La souffrance des soignants - par Franck Wilmart, médecin généraliste

J’ai envie de crier ce soir devant cette épidémie qui frappe tragiquement de plus en plus de soignants dans une relative indifférence des autorités françaises; une épidémie silencieuse qui voit nombre d’entre nous disparaitre brutalement (Un jeune confrère il y a quelques jours, un confrère plus âgé hier et il y a moins d’un mois deux autres soignants ) ou tenter de le faire (un copain de promo il y a quelques mois) !
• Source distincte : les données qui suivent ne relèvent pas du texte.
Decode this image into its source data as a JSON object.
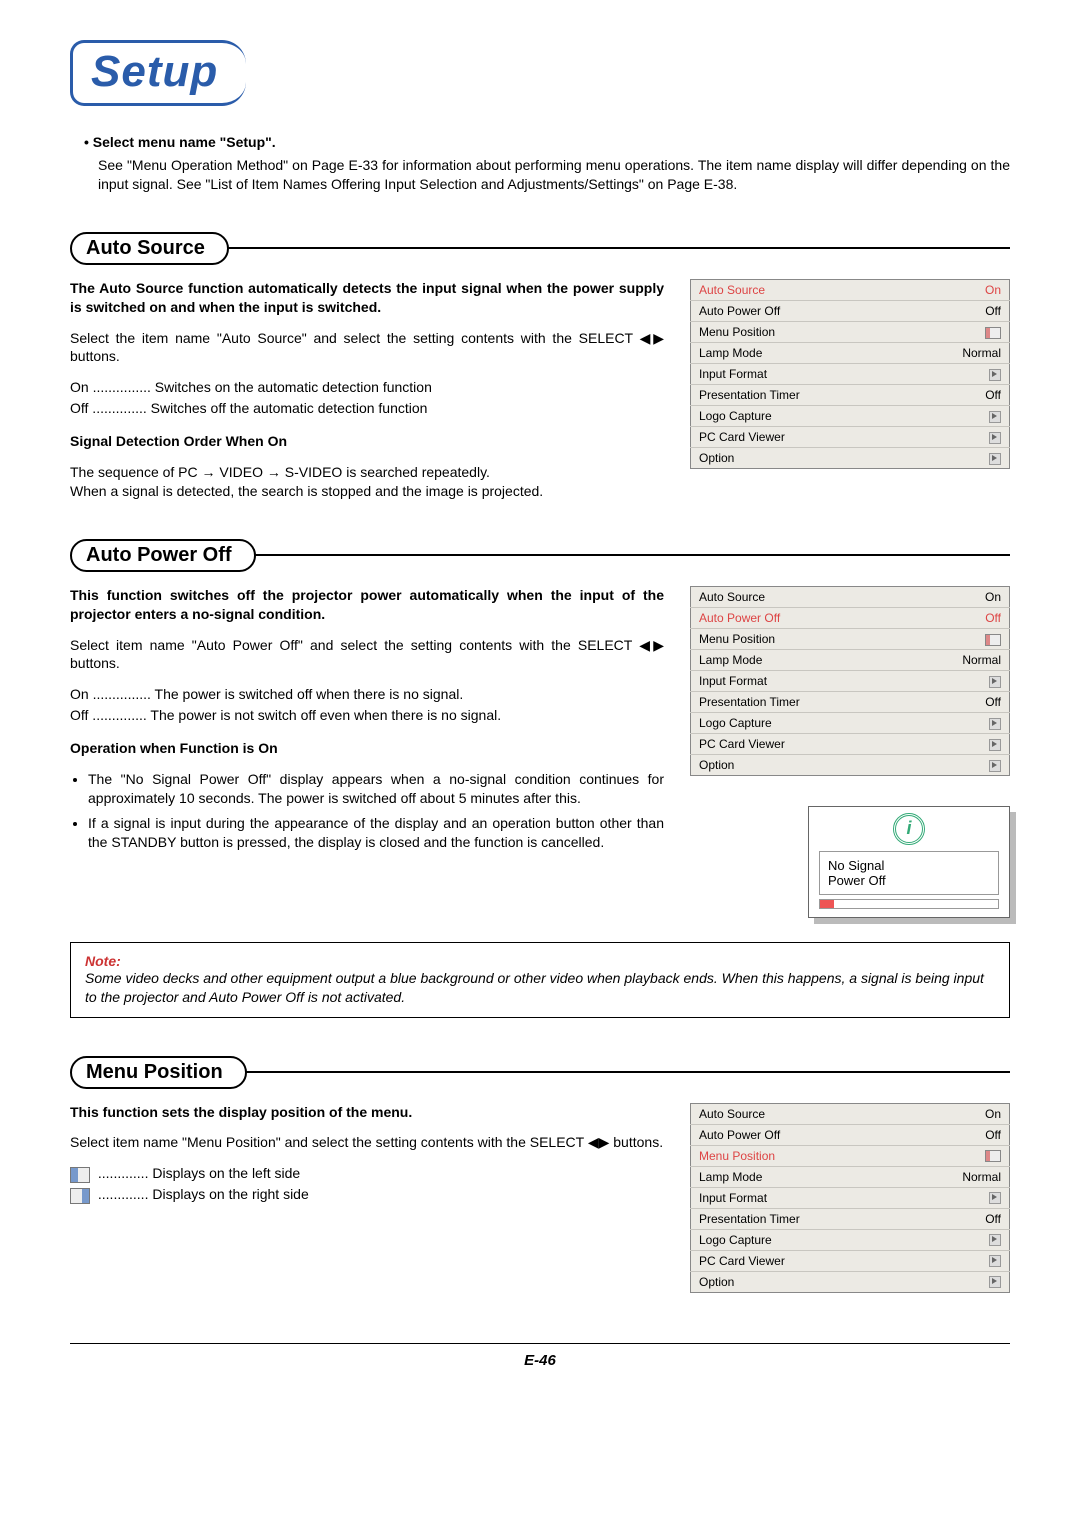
{
  "title": "Setup",
  "intro": {
    "bullet": "• Select menu name \"Setup\".",
    "text": "See \"Menu Operation Method\" on Page E-33 for information about performing menu operations. The item name display will differ depending on the input signal. See \"List of Item Names Offering Input Selection and Adjustments/Settings\" on Page E-38."
  },
  "sections": {
    "auto_source": {
      "heading": "Auto Source",
      "bold1": "The Auto Source function automatically detects the input signal when the power supply is switched on and when the input is switched.",
      "p1": "Select the item name \"Auto Source\" and select the setting contents with the SELECT ◀▶ buttons.",
      "on": "On ............... Switches on the automatic detection function",
      "off": "Off .............. Switches off the automatic detection function",
      "bold2": "Signal Detection Order When On",
      "p2": "The sequence of PC → VIDEO → S-VIDEO is searched repeatedly.",
      "p3": "When a signal is detected, the search is stopped and the image is projected."
    },
    "auto_power_off": {
      "heading": "Auto Power Off",
      "bold1": "This function switches off the projector power automatically when the input of the projector enters a no-signal condition.",
      "p1": "Select item name \"Auto Power Off\" and select the setting contents with the SELECT ◀▶ buttons.",
      "on": "On ............... The power is switched off when there is no signal.",
      "off": "Off .............. The power is not switch off even when there is no signal.",
      "bold2": "Operation when Function is On",
      "b1": "The \"No Signal Power Off\" display appears when a no-signal condition continues for approximately 10 seconds. The power is switched off about 5 minutes after this.",
      "b2": "If a signal is input during the appearance of the display and an operation button other than the STANDBY button is pressed, the display is closed and the function is cancelled.",
      "signal_line1": "No Signal",
      "signal_line2": "Power Off"
    },
    "note": {
      "title": "Note:",
      "body": "Some video decks and other equipment output a blue background or other video when playback ends. When this happens, a signal is being input to the projector and Auto Power Off is not activated."
    },
    "menu_position": {
      "heading": "Menu Position",
      "bold1": "This function sets the display position of the menu.",
      "p1": "Select item name \"Menu Position\" and select the setting contents with the SELECT ◀▶ buttons.",
      "left": " ............. Displays on the left side",
      "right": " ............. Displays on the right side"
    }
  },
  "menu_items": {
    "labels": [
      "Auto Source",
      "Auto Power Off",
      "Menu Position",
      "Lamp Mode",
      "Input Format",
      "Presentation Timer",
      "Logo Capture",
      "PC Card Viewer",
      "Option"
    ],
    "values": [
      "On",
      "Off",
      "icon-box",
      "Normal",
      "tri",
      "Off",
      "tri",
      "tri",
      "tri"
    ]
  },
  "footer": "E-46"
}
Et toujours cette même phrase : « vous comprenez, ils avaient des problèmes personnels » ! Circulez, il n’y a rien à voir. On tourne la page. C’est toujours un cas différent donc on ne peut pas comparer disent-ils ! 

Et pendant ce temps-là, le taux de suicide chez les soignants explose (Je ne suis même pas sûr que les tentatives de suicide soient toutes comptabilisées !)

Et que dire de tous ces soignants en souffrance que l’on reçoit chaque jour dans nos cabinets ? Ils craquent, sont en pleurs, épuisés, démotivés. Surtout ne pas faire le lien avec leurs conditions de travail, des techniques de management du personnel sans nom (« Comment ? Vous ne vous imaginez pas dans quel pétrin vous me mettez  pour le planning ! Vous ne pouviez pas m’avertir avant, qu'on allait vous hospitalier en urgence ? »). 

Surtout, ne pas faire le lien avec les conséquences sur la vie de famille justement, sur ces couples qui se déchirent et se séparent pour aboutir parfois (souvent?) aux drames dont je parlais plus haut.

On parle souvent de la maltraitance envers les patients : quand prendra-t-on enfin à bras  le corps celle des soignants ? Quand les politiques , les décideurs de tout poil comprendront-ils que pour bien soigner un soignant a besoin d’être au mieux ?

Dégrader les conditions de travail comme c’est le cas actuellement en ville comme à l’hôpital, c’est maltraiter les personnels soignants avec les conséquences désastreuses que l’on constate désormais chaque semaine, c’est aussi risquer de voir se majorer la maltraitance des patients !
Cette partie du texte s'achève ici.